There are also structural prejudices to combat, Tuttle said. Throughout parental leave — Tuttle, 44, is a mother of two — others assumed she would be the go-to for school, activities and appointments. Just recently, her husband tried to set up a doctor’s appointment for her son, and the office called her instead, Tuttle said.

Now her husband is about to take a job at a big tech company and his salary will be higher than hers. But he often cooks dinner because he works from home, and he does the laundry, Tuttle said.

“It worked out the way it worked out because we really intentionally had these conversations,” Tuttle added.

That kind of communication and refocusing has been key to bringing balance to their marriage, she said, especially after a stressful time during the pandemic.
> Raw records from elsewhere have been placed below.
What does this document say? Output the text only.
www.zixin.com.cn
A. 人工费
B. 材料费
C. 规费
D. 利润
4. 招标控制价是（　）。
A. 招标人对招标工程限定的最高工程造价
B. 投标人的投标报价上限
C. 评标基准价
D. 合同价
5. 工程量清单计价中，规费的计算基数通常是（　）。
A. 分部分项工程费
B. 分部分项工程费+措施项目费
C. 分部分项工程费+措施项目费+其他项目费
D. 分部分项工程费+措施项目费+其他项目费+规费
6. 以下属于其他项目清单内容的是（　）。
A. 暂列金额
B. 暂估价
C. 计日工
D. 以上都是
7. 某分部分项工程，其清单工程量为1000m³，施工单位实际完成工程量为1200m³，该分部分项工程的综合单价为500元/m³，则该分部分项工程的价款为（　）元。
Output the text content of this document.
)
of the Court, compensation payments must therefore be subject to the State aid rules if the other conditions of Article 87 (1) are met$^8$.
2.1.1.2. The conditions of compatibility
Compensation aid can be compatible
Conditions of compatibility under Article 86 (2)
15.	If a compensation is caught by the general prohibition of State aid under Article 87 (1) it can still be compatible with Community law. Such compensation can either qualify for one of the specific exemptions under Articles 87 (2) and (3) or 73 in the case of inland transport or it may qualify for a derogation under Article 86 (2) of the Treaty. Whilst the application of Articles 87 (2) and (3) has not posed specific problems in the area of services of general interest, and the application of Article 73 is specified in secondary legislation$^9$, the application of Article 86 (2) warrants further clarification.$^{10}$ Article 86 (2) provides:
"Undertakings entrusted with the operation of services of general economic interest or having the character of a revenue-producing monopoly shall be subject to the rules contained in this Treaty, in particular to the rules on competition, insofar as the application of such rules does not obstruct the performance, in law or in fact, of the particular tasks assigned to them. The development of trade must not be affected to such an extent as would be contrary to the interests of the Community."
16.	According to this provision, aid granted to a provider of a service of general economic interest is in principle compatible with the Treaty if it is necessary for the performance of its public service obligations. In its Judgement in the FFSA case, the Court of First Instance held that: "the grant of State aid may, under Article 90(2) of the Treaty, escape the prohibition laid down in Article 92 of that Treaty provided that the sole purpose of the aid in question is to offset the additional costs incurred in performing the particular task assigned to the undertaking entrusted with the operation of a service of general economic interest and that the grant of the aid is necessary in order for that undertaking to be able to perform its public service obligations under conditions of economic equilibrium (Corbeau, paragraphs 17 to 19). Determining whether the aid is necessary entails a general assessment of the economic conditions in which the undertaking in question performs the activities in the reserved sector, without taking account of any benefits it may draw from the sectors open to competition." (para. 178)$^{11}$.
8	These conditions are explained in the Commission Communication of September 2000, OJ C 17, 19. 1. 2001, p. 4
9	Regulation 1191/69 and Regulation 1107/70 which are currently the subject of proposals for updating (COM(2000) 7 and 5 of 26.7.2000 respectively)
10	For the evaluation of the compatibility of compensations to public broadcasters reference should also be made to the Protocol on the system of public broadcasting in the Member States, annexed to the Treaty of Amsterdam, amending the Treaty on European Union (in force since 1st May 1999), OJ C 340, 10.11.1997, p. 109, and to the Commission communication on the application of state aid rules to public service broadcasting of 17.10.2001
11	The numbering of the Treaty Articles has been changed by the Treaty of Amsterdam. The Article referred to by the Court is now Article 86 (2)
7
Tuttle said they initially withdrew into traditional roles as they had to manage remote school, their careers and their home, while taking on the organizational and emotional part of her family’s work.

Economic researcher Heggeness said: “There’s literally no reason why men can’t get involved in household chores in the same way as women, especially when children arrive. It just takes a more assertive commitment from men to take the lead on certain tasks.”

Choi acknowledged that while her husband is a willing partner, he also requires constant communication – from both sides.

“You have to voice your needs,” she said, adding with a laugh, “I’ve learned to be more compassionate with my delivery.”